Many believe that is where the rain started to beat us, and as a country, things went downhill.

The economy started deteriorating, tourists stayed away, low exports, high debt and an expanding wage bill thanks to the large coalition government.

My plea to the youth who form the large section of the population is not to be used by malicious people to fight.

Corruption

Now, this is a hot button issue. I believe we are all aware that corruption exists, it’s ills and the need to have real commitment to fight corruption.

First of all, I am alive to the fact that corruption exists in virtually all countries. The question is the degree.In Kenya, corruption is a huge problem.

We used to paint certain public offices as corrupt but now this disease has spread to the private sector as well.

Theft of public coffers

As John Githingo once said, and I paraphrase, when someone in public offices steals money meant for the public, it is not corruption but simply ‘theft’.This statement is very true.

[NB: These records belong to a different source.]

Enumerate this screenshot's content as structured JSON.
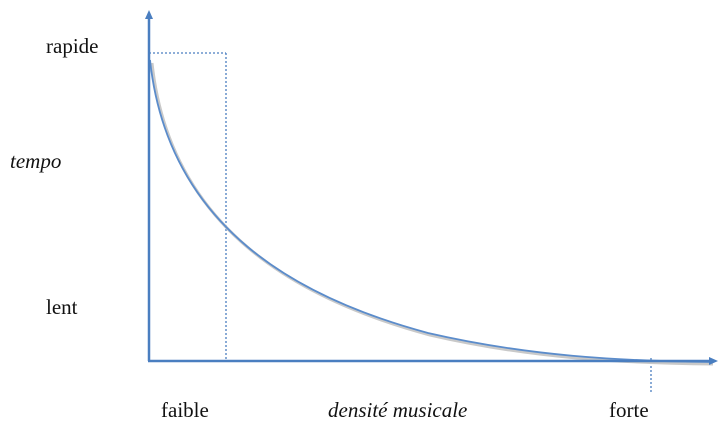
{
  "colors": {
    "axis": "#4a7ec0",
    "curve": "#5b8ccb",
    "curve_shadow": "#c9c9c9",
    "guide": "#4a7ec0",
    "text": "#111111"
  },
  "y_axis": {
    "title": "tempo",
    "tick_top": "rapide",
    "tick_bottom": "lent"
  },
  "x_axis": {
    "title": "densité musicale",
    "tick_left": "faible",
    "tick_right": "forte"
  },
  "curve": {
    "shape": "decaying",
    "style": "solid"
  },
  "guides": {
    "style": "dotted",
    "description_visible": false
  }
}
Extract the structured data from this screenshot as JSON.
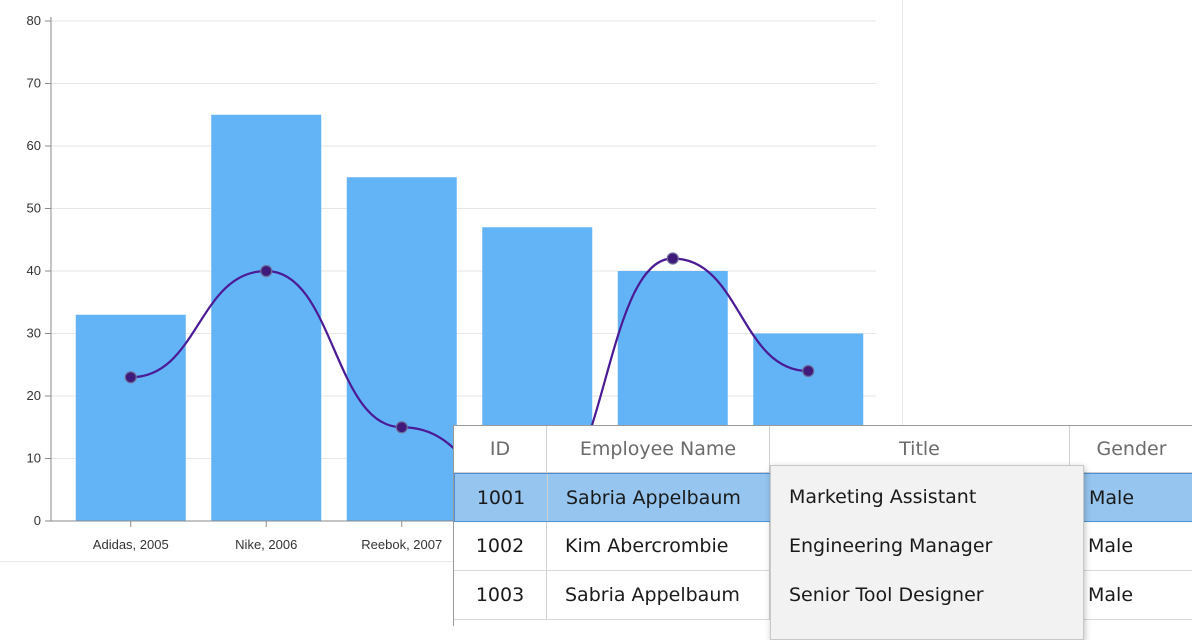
{
  "chart_data": {
    "type": "bar+line",
    "categories": [
      "Adidas, 2005",
      "Nike, 2006",
      "Reebok, 2007",
      "",
      "",
      ""
    ],
    "series": [
      {
        "type": "bar",
        "values": [
          33,
          65,
          55,
          47,
          40,
          30
        ]
      },
      {
        "type": "line",
        "smooth": true,
        "markers": true,
        "values": [
          23,
          40,
          15,
          3,
          42,
          24
        ]
      }
    ],
    "ylim": [
      0,
      80
    ],
    "yticks": [
      0,
      10,
      20,
      30,
      40,
      50,
      60,
      70,
      80
    ],
    "grid": true,
    "colors": {
      "bar": "#63b3f7",
      "line": "#4b1a94",
      "marker": "#3f1a7a",
      "grid": "#e6e6e6",
      "axis": "#8a8a8a"
    }
  },
  "grid": {
    "columns": [
      "ID",
      "Employee Name",
      "Title",
      "Gender"
    ],
    "rows": [
      {
        "id": "1001",
        "name": "Sabria Appelbaum",
        "gender": "Male",
        "selected": true
      },
      {
        "id": "1002",
        "name": "Kim Abercrombie",
        "gender": "Male"
      },
      {
        "id": "1003",
        "name": "Sabria Appelbaum",
        "gender": "Male"
      }
    ],
    "colors": {
      "selected_row": "#96c5ef",
      "selected_border": "#4a90d9"
    }
  },
  "dropdown": {
    "options": [
      "Marketing Assistant",
      "Engineering Manager",
      "Senior Tool Designer"
    ]
  }
}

I think for many people corruption is a fancy term and makes them feel unaffected, however, if you inform them that it is their money being stolen then they feel the need to react.

Public theft has always been a problem in Kenya. What is worrying is the fact that every political party campaigning vows to end corruption and public theft only for them to be implicated in corrupt dealings after the elections.

Huge borrowing and resultant debt

The increase in public borrowing has seen the debt burden on each Kenyan almost double in the past five years from Sh34,116 in 2013 to Sh58,859 in 2017. What is even more worrying is that the debt is growing faster than the economy.

As it stands each Kenyan has a debt burden of almost 60,000. To put this in perspective, at least half of the Kenyan population live below the poverty line. Placing a burden like this on someone who makes less than a dollar a day is cruel and burdensome.

Some may claim that the debt is a necessity of development. That without borrowing, we would not be able to construct the SGR rail and other Vision 2030 projects (some of which have stalled).